Kemudian bahan-bahan yang sudah dicampur, diaduk merata. Pasir-pasir yang digunakan, sebelumnya sudah disaring. Tujuannya supaya tidak ada batu kerikil yang ikut tercampur.
Selanjutnya pasir yang sudah diaduk, dicetak satu persatu, diisi hingga padat. Sambil dipukul-pukul. Seperti yang ada dalam video dibawah ini.
Jika sudah terbentuk, didiamkan selama 3 hari. Dan baru bisa dijual. Harga persatu batako dijual Rp3.200. Kecuali jika si pembeli, angkut lebih dari 1000 batako. Ada diskon Rp200 perbatakonya. Untuk pekerja biasanya diberi upah 500 per batako.
Pekerja disini rata-rata adalah mereka yang bingung ingin kerja apa. Jadi selain untuk mencari nafkah keluarga kakak sepupu saya. Sebenarnya usaha ini didirikan juga untuk membuka lapangan pekerjaan untuk mereka yang tidak punya pekerjaan tetap atau tidak punya lahan.

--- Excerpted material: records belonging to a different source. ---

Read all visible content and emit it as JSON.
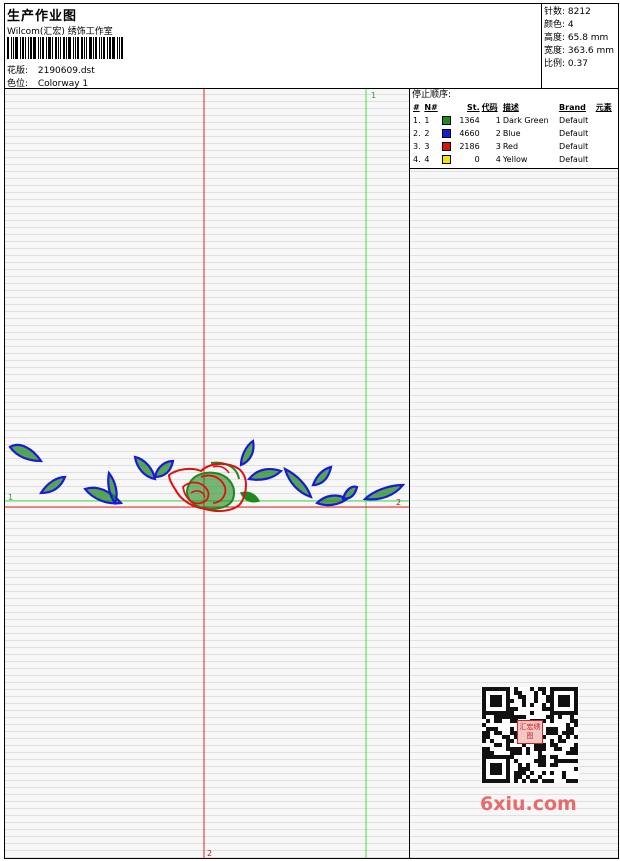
{
  "header": {
    "title": "生产作业图",
    "company": "Wilcom(汇宏) 绣饰工作室",
    "design_label": "花版:",
    "design_value": "2190609.dst",
    "colorway_label": "色位:",
    "colorway_value": "Colorway 1"
  },
  "stats": {
    "stitches": "针数: 8212",
    "colors": "颜色: 4",
    "height": "高度: 65.8 mm",
    "width": "宽度: 363.6 mm",
    "scale": "比例: 0.37"
  },
  "axes": {
    "green_vertical_label": "1",
    "green_horizontal_label": "1",
    "red_horizontal_label": "2",
    "red_vertical_label": "2"
  },
  "stop_sequence": {
    "title": "停止顺序:",
    "headers": [
      "#",
      "N#",
      "St.",
      "代码",
      "描述",
      "Brand",
      "元素"
    ],
    "rows": [
      {
        "idx": "1.",
        "n": "1",
        "swatch": "#1e8a1e",
        "st": "1364",
        "code": "1",
        "desc": "Dark Green",
        "brand": "Default",
        "elem": ""
      },
      {
        "idx": "2.",
        "n": "2",
        "swatch": "#1a1ad6",
        "st": "4660",
        "code": "2",
        "desc": "Blue",
        "brand": "Default",
        "elem": ""
      },
      {
        "idx": "3.",
        "n": "3",
        "swatch": "#e01010",
        "st": "2186",
        "code": "3",
        "desc": "Red",
        "brand": "Default",
        "elem": ""
      },
      {
        "idx": "4.",
        "n": "4",
        "swatch": "#f4e400",
        "st": "0",
        "code": "4",
        "desc": "Yellow",
        "brand": "Default",
        "elem": ""
      }
    ]
  },
  "colors": {
    "dark_green": "#1e8a1e",
    "blue": "#1a1ad6",
    "red": "#e01010",
    "guide_green": "#44dd44",
    "guide_red": "#e02020"
  },
  "qr": {
    "stamp_text": "汇宏绣图",
    "watermark": "6xiu.com"
  }
}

Jika waktu panen tiba, mereka yang biasa bekerja membuat batako pergi ke sawah tetangga untuk bantu-bantu panen padi. Kalau masuk musim tanam padi hingga padi menguning, mereka kembali membuat batako. Dan biasanya anak-anak sekolah SMA pun, ikut membuat batako sebagai pencari uang jajan tambahan. Di hari libur, mereka datang ramai-ramai membuat batako. Mereka catat sendiri, berapa batako yang mereka buat. Dan upahnya bisa dicairkan kapanpun. Misalnya mereka mau beli handphone, mereka akan rajin datang membuat batako dan sesekali bilang ke Boss nya yang tak lain kakak sepupu saya itu. Kredit handphone dibayar pakai batako. Hehehe…

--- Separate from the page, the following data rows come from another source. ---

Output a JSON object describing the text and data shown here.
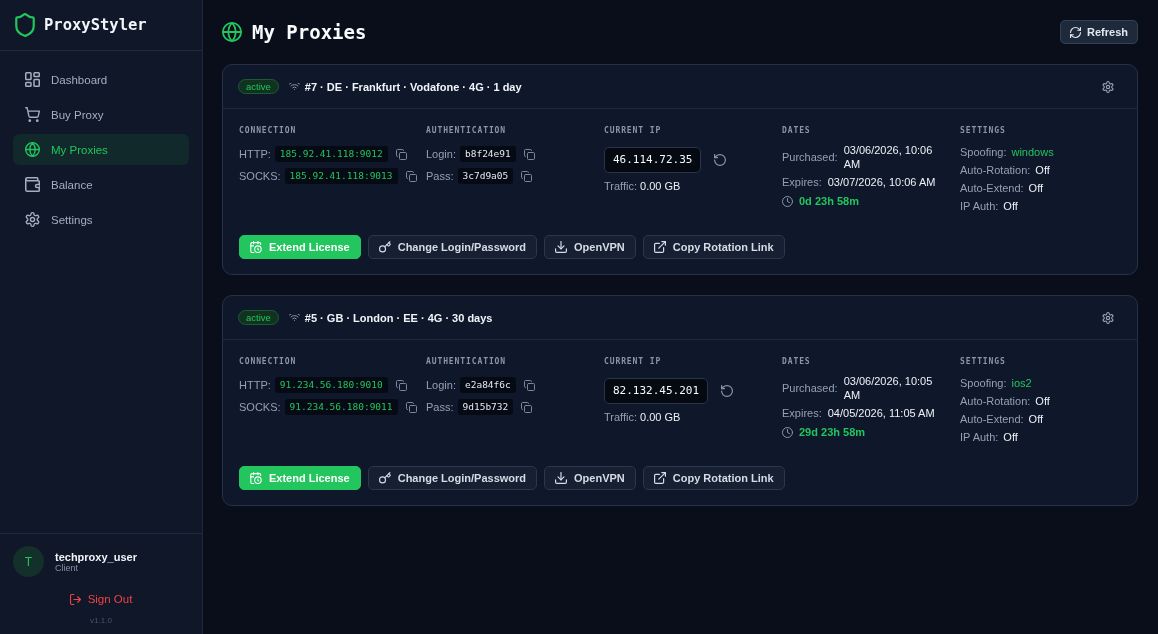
{
  "sidebar": {
    "brand": "ProxyStyler",
    "nav": [
      {
        "label": "Dashboard",
        "selected": false
      },
      {
        "label": "Buy Proxy",
        "selected": false
      },
      {
        "label": "My Proxies",
        "selected": true
      },
      {
        "label": "Balance",
        "selected": false
      },
      {
        "label": "Settings",
        "selected": false
      }
    ],
    "user": {
      "initial": "T",
      "name": "techproxy_user",
      "role": "Client"
    },
    "sign_out": "Sign Out",
    "version": "v1.1.0"
  },
  "header": {
    "title": "My Proxies",
    "refresh": "Refresh"
  },
  "proxies": [
    {
      "status": "active",
      "title": "#7 · DE · Frankfurt · Vodafone · 4G · 1 day",
      "connection": {
        "heading": "CONNECTION",
        "rows": [
          {
            "label": "HTTP:",
            "value": "185.92.41.118:9012"
          },
          {
            "label": "SOCKS:",
            "value": "185.92.41.118:9013"
          }
        ]
      },
      "authentication": {
        "heading": "AUTHENTICATION",
        "rows": [
          {
            "label": "Login:",
            "value": "b8f24e91"
          },
          {
            "label": "Pass:",
            "value": "3c7d9a05"
          }
        ]
      },
      "current_ip": {
        "heading": "CURRENT IP",
        "ip": "46.114.72.35",
        "traffic_label": "Traffic:",
        "traffic": "0.00 GB"
      },
      "dates": {
        "heading": "DATES",
        "rows": [
          {
            "label": "Purchased:",
            "value": "03/06/2026, 10:06 AM"
          },
          {
            "label": "Expires:",
            "value": "03/07/2026, 10:06 AM"
          }
        ],
        "remaining": "0d 23h 58m"
      },
      "settings": {
        "heading": "SETTINGS",
        "rows": [
          {
            "label": "Spoofing:",
            "value": "windows",
            "highlight": true
          },
          {
            "label": "Auto-Rotation:",
            "value": "Off",
            "highlight": false
          },
          {
            "label": "Auto-Extend:",
            "value": "Off",
            "highlight": false
          },
          {
            "label": "IP Auth:",
            "value": "Off",
            "highlight": false
          }
        ]
      },
      "actions": [
        {
          "label": "Extend License",
          "kind": "primary"
        },
        {
          "label": "Change Login/Password",
          "kind": "secondary"
        },
        {
          "label": "OpenVPN",
          "kind": "secondary"
        },
        {
          "label": "Copy Rotation Link",
          "kind": "secondary"
        }
      ]
    },
    {
      "status": "active",
      "title": "#5 · GB · London · EE · 4G · 30 days",
      "connection": {
        "heading": "CONNECTION",
        "rows": [
          {
            "label": "HTTP:",
            "value": "91.234.56.180:9010"
          },
          {
            "label": "SOCKS:",
            "value": "91.234.56.180:9011"
          }
        ]
      },
      "authentication": {
        "heading": "AUTHENTICATION",
        "rows": [
          {
            "label": "Login:",
            "value": "e2a84f6c"
          },
          {
            "label": "Pass:",
            "value": "9d15b732"
          }
        ]
      },
      "current_ip": {
        "heading": "CURRENT IP",
        "ip": "82.132.45.201",
        "traffic_label": "Traffic:",
        "traffic": "0.00 GB"
      },
      "dates": {
        "heading": "DATES",
        "rows": [
          {
            "label": "Purchased:",
            "value": "03/06/2026, 10:05 AM"
          },
          {
            "label": "Expires:",
            "value": "04/05/2026, 11:05 AM"
          }
        ],
        "remaining": "29d 23h 58m"
      },
      "settings": {
        "heading": "SETTINGS",
        "rows": [
          {
            "label": "Spoofing:",
            "value": "ios2",
            "highlight": true
          },
          {
            "label": "Auto-Rotation:",
            "value": "Off",
            "highlight": false
          },
          {
            "label": "Auto-Extend:",
            "value": "Off",
            "highlight": false
          },
          {
            "label": "IP Auth:",
            "value": "Off",
            "highlight": false
          }
        ]
      },
      "actions": [
        {
          "label": "Extend License",
          "kind": "primary"
        },
        {
          "label": "Change Login/Password",
          "kind": "secondary"
        },
        {
          "label": "OpenVPN",
          "kind": "secondary"
        },
        {
          "label": "Copy Rotation Link",
          "kind": "secondary"
        }
      ]
    }
  ]
}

Keuntungan bersih yang didapat kakak saya, per 1000 batako adalah Rp800.000. Dan usaha bahan bangunan disini dibilang sangat menguntungkan, apalagi musim-musim lebaran. Mereka akan merenovasi rumahnya. Makanya nggak heran rumah-rumah di Jawa itu luas dan bagus-bagus.
LIMBAH BATAKO
Lalu kalau batako yang gagal dijual karena cacat dikemanakan? Dibuang begitu saja?
Nggak dong. Batako yang gagal dijual, atau bentuknya cacat. Bisa digunakan kembali untuk pembuatan gorong-gorong.
Caranya gimana?
Caranya batako yang gagal dijual, dihancurkan kembali. Maka akan menjadi butiran-butiran pasir. Kemudian dicampurkan bersama dengan kerikil, pasir tras, dan semen. Kemudian diberi air hingga encer.

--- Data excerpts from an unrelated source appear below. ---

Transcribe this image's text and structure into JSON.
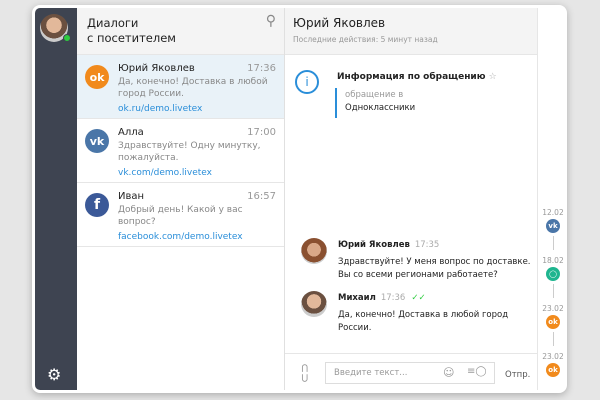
{
  "sidebar": {
    "status": "online",
    "settings_icon": "gear-icon"
  },
  "list": {
    "title_line1": "Диалоги",
    "title_line2": "с посетителем",
    "items": [
      {
        "name": "Юрий Яковлев",
        "time": "17:36",
        "preview": "Да, конечно! Доставка в любой город России.",
        "link": "ok.ru/demo.livetex",
        "channel": "odnoklassniki",
        "color": "#f18a1c"
      },
      {
        "name": "Алла",
        "time": "17:00",
        "preview": "Здравствуйте! Одну минутку, пожалуйста.",
        "link": "vk.com/demo.livetex",
        "channel": "vk",
        "color": "#4a76a8"
      },
      {
        "name": "Иван",
        "time": "16:57",
        "preview": "Добрый день! Какой у вас вопрос?",
        "link": "facebook.com/demo.livetex",
        "channel": "facebook",
        "color": "#3b5998"
      }
    ]
  },
  "chat": {
    "title": "Юрий Яковлев",
    "subtitle": "Последние действия: 5 минут назад",
    "info": {
      "title": "Информация по обращению",
      "label": "обращение в",
      "value": "Одноклассники"
    },
    "messages": [
      {
        "author": "Юрий Яковлев",
        "time": "17:35",
        "text": "Здравствуйте! У меня вопрос по доставке. Вы со всеми регионами работаете?"
      },
      {
        "author": "Михаил",
        "time": "17:36",
        "text": "Да, конечно! Доставка в любой город России.",
        "read": "✓✓"
      }
    ],
    "input_placeholder": "Введите текст...",
    "send_label": "Отпр."
  },
  "timeline": [
    {
      "date": "12.02",
      "channel": "vk",
      "color": "#4a76a8"
    },
    {
      "date": "18.02",
      "channel": "chat",
      "color": "#1fb58f"
    },
    {
      "date": "23.02",
      "channel": "odnoklassniki",
      "color": "#f18a1c"
    },
    {
      "date": "23.02",
      "channel": "odnoklassniki",
      "color": "#f18a1c"
    }
  ]
}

Ada alat cetak khususnya juga. Dan ada masing-masing ukurannya. Sebelum dicetak, alat pencetak gorong-gorong diberi oli terlebih dahulu. Kemudian bawahnya diberi plastik. Tujuannya supaya gorong-gorong yang basah tidak menyentuh tanah. Kalau menyentuh tanah, jika sudah kering pasti susah dicabutnya. Makanya harus dilapisi plastik.
Kemudian bahan yang sudah tercampur, dimasukkan kedalam alat pencetak. Sama seperti batako, didiamkan selama 3 hari. Harga jual per gorong-gorong ukuran 150 cm adalah Rp150.000. Dengan upah pekerja Rp15.000. Ukuran 20 cm, diberi upah Rp5.000.
Seperti ini kira-kira proses penaikan gorong-gorong ke armada, kalau ada yang beli. Mesti gayeng (pasti senang). Karena berat, jadi harus ramai-ramai gotong masuk ke mobil bak sambil bersorak.
Itulah ilmu yang saya dapat dihari kedua perjalanan liburan saya di Jatisrono. Ditutup dengan makan bakso asli Wonogiri.
Dan mengunjungi wisata Hutan Pinus, dipuncak Seper. Masuknya gratis, karena sudah tutup, terlalu kesorean.
Serta makan malam rumahan, ayam panggang + sayur tempe mlanding (tempe dari lamtoro) sing wuenak, dan ga ada di Bekasi.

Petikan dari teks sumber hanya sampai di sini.